We’re All Porn Stars (In The Media)
August 11, 2011 No CommentsWomen’s image in the media has been sexualized ever since the beginning of advertising. The painted pin-ups were based off pictures of real women, but the paintings enhanced their curves the same way we use Photoshop and various airbrushing techniques today.
But since then, things have worsened. It seems obvious at first, but gets more shocking when confronted with numbers recently gathered by Erin Hatton and Mary Nell, two assistant professors at the University at Buffalo studying the subject. Their research shows that the portrayal of women in the popular media over the last several decades has become increasingly sexualized, almost “pornified.”
The two women based their study on over 1,000 covers of Rolling Stone magazine from 1967 to 2009.

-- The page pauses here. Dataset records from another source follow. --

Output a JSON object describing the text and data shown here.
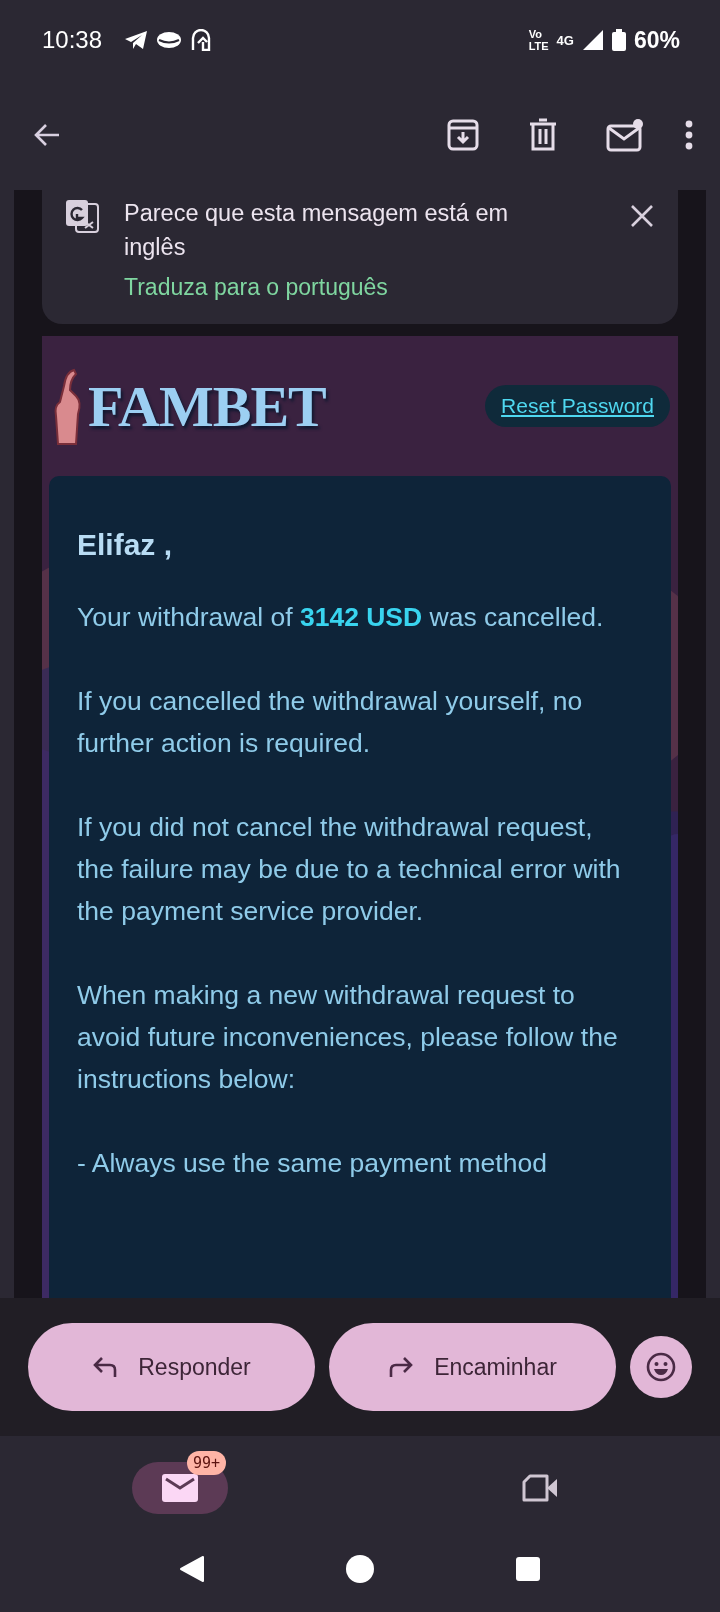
{
  "status_bar": {
    "time": "10:38",
    "vo": "Vo",
    "lte": "LTE",
    "network": "4G",
    "battery": "60%"
  },
  "translate_banner": {
    "message": "Parece que esta mensagem está em inglês",
    "link": "Traduza para o português"
  },
  "email": {
    "logo": "FAMBET",
    "reset_link": "Reset Password",
    "greeting": "Elifaz ,",
    "paragraphs": [
      "Your withdrawal of **3142 USD** was cancelled.",
      "If you cancelled the withdrawal yourself, no further action is required.",
      "If you did not cancel the withdrawal request, the failure may be due to a technical error with the payment service provider.",
      "When making a new withdrawal request to avoid future inconveniences, please follow the instructions below:",
      "- Always use the same payment method"
    ]
  },
  "actions": [
    {
      "kind": "reply",
      "label": "Responder"
    },
    {
      "kind": "forward",
      "label": "Encaminhar"
    }
  ],
  "bottom_nav": [
    {
      "kind": "mail",
      "selected": true,
      "badge": "99+"
    },
    {
      "kind": "video",
      "selected": false
    }
  ]
}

“We chose Rolling Stone,” Hatton said, “because it is a well-established, pop-culture media outlet. It is not explicitly about sex or relationships; foremost it is about music. But it also covers politics, film, television and current events, and so offers a useful window into how women and men are portrayed generally in popular culture.”
They quickly saw that representations of both women and men have become increasingly sexualized over time but that women were portrayed as sex objects more so than men, and at a much greater scale.

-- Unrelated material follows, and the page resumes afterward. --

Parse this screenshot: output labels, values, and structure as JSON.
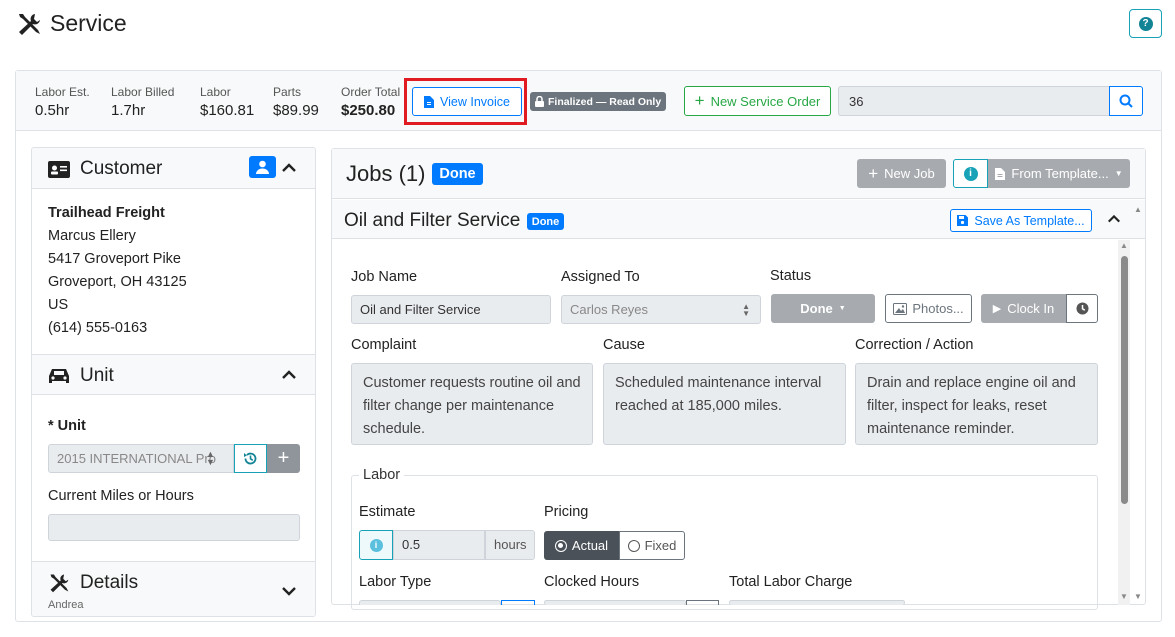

In order to compare the rate of sexualization in the images over time, the authors gave a certain number of “points” to an image according to its sexual content depending on whether the subject’s mouth was open, or how much clothing he/she was wearing, or whether caption of the picture used explicitly sexual language.
In the 1960s they found that 11 percent of men and 44 percent of women on the covers of Rolling Stone were sexualized. By the new millenium, 17 percent of men and 83 percent of women were sexualized. That’s an increase of 55 percent for men and 89 percent for women over 42 years. On top of that, among those images that were sexualized, 2 percent of men and 61 percent of women were hypersexualized.

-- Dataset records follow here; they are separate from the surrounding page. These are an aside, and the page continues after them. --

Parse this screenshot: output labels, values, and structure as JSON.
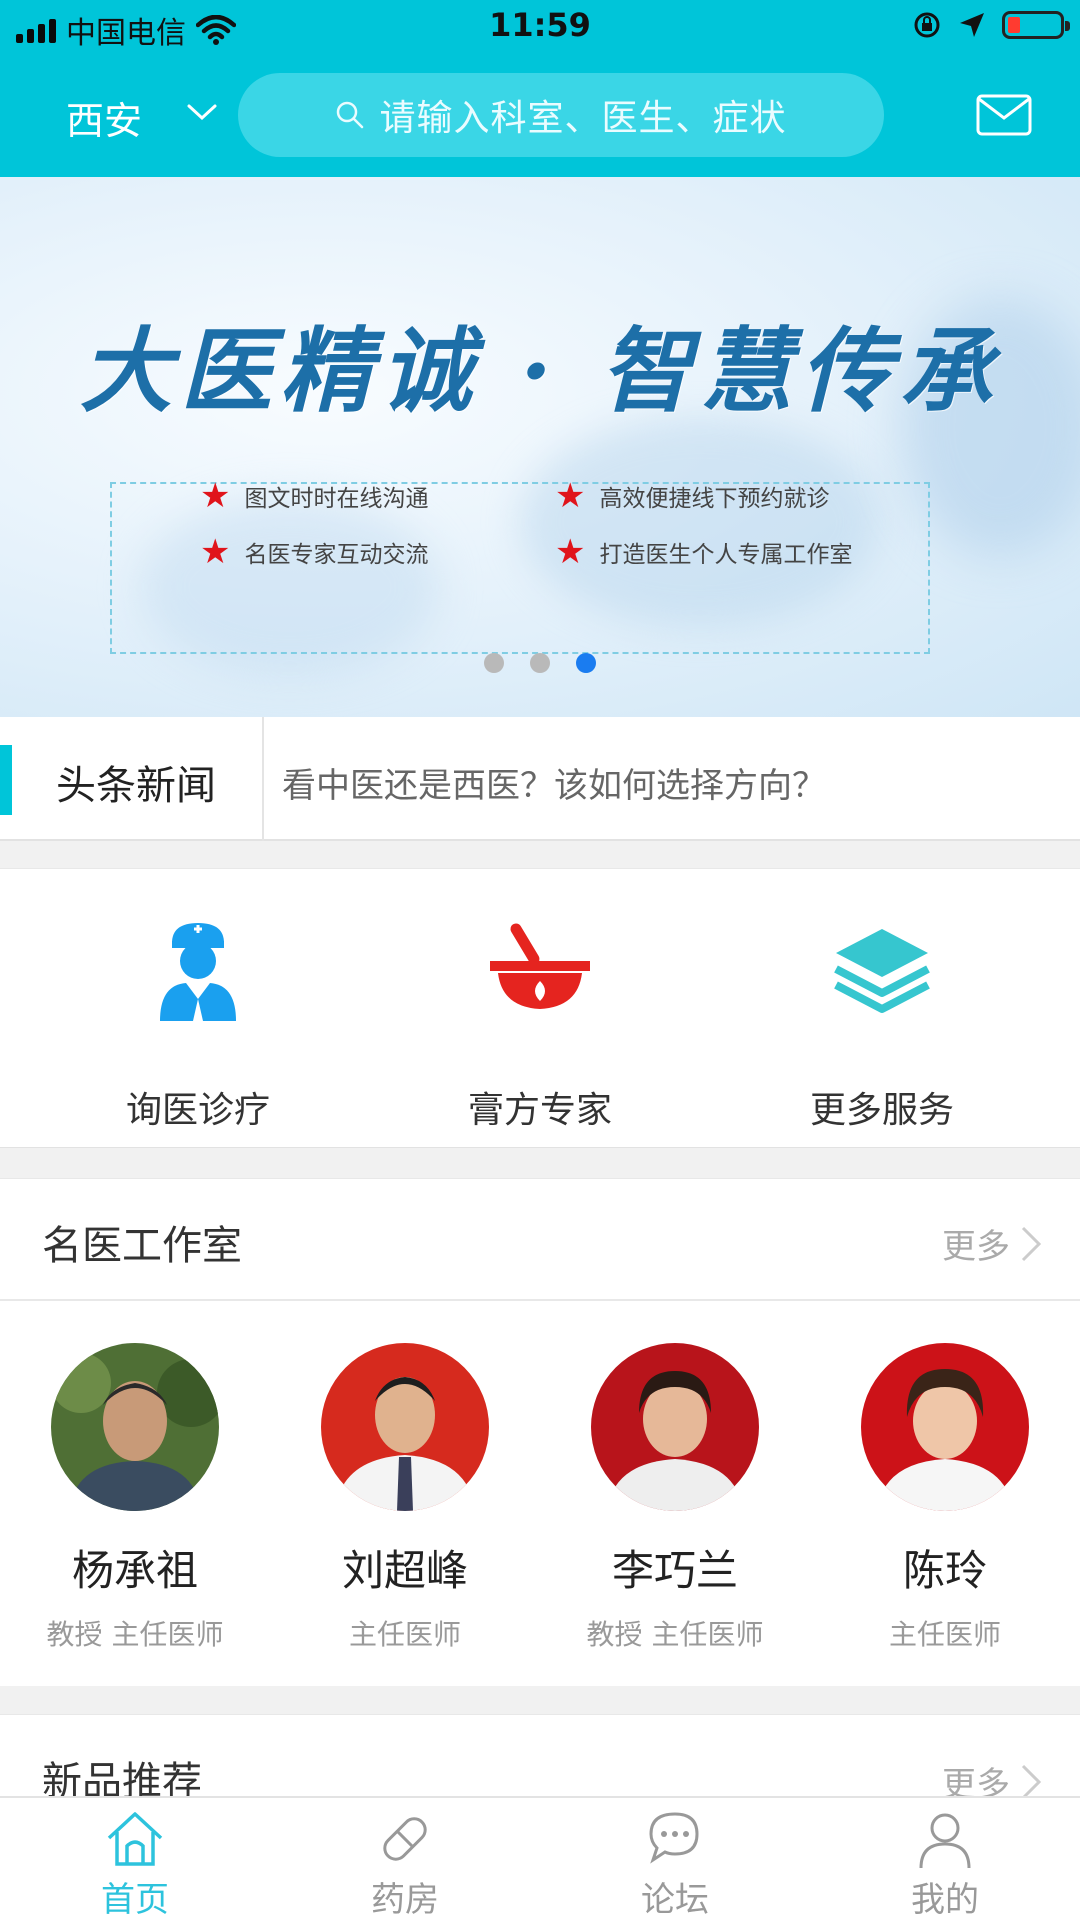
{
  "status_bar": {
    "carrier": "中国电信",
    "time": "11:59"
  },
  "header": {
    "city": "西安",
    "search_placeholder": "请输入科室、医生、症状",
    "icons": [
      "chevron-down-icon",
      "search-icon",
      "mail-icon"
    ]
  },
  "banner": {
    "title": "大医精诚 · 智慧传承",
    "features": [
      "图文时时在线沟通",
      "高效便捷线下预约就诊",
      "名医专家互动交流",
      "打造医生个人专属工作室"
    ],
    "page_count": 3,
    "active_page": 3
  },
  "news": {
    "label": "头条新闻",
    "headline": "看中医还是西医？该如何选择方向？"
  },
  "services": [
    {
      "label": "询医诊疗",
      "icon": "doctor-icon",
      "color": "#1aa0ef"
    },
    {
      "label": "膏方专家",
      "icon": "mortar-icon",
      "color": "#e5241f"
    },
    {
      "label": "更多服务",
      "icon": "layers-icon",
      "color": "#36c6cf"
    }
  ],
  "famous_doctors": {
    "title": "名医工作室",
    "more": "更多",
    "doctors": [
      {
        "name": "杨承祖",
        "title": "教授 主任医师"
      },
      {
        "name": "刘超峰",
        "title": "主任医师"
      },
      {
        "name": "李巧兰",
        "title": "教授 主任医师"
      },
      {
        "name": "陈玲",
        "title": "主任医师"
      }
    ]
  },
  "new_products": {
    "title": "新品推荐",
    "more": "更多"
  },
  "tabbar": {
    "tabs": [
      {
        "label": "首页",
        "icon": "home-icon",
        "active": true
      },
      {
        "label": "药房",
        "icon": "pill-icon",
        "active": false
      },
      {
        "label": "论坛",
        "icon": "chat-icon",
        "active": false
      },
      {
        "label": "我的",
        "icon": "user-icon",
        "active": false
      }
    ]
  },
  "colors": {
    "brand": "#00c5d9",
    "active_tab": "#2dc3dd",
    "star": "#e0141b",
    "active_dot": "#1a7cf0"
  }
}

“In the 2000s, there were 10 times more hypersexualized images of women than men, and 11 times more non-sexualized images of men than of women,” Hatton says. “Popular media outlets such as Rolling Stone are not depicting women as sexy musicians or actors; they are depicting women musicians and actors as ready and available for sex. This is problematic because it indicates a decisive narrowing of media representations of women.”
Hatton and Nell also point to previous studies that showed that sexualized depictions of women have legitimized violence against women and girls to show the dangers of the trend.
“We don’t necessarily think it’s problematic for women to be portrayed as ‘sexy,’” they explained. “But we do think it is problematic when nearly all images of women depict them not simply as ‘sexy women’ but as passive objects for someone else’s sexual pleasure.”
It’s also unhealthy because, in America particularly, these sexualized images are confronted with an equally vocal puritanical discourse that encourages sexual repression. The mixed messages people receive can lead to great confusion about how they should express their innate sexuality.
Nothing is sexier than a musician playing her audience, an actress owning her stage and a comedienne bringing down the house. What they do is hot, but turning them into sex objects is not.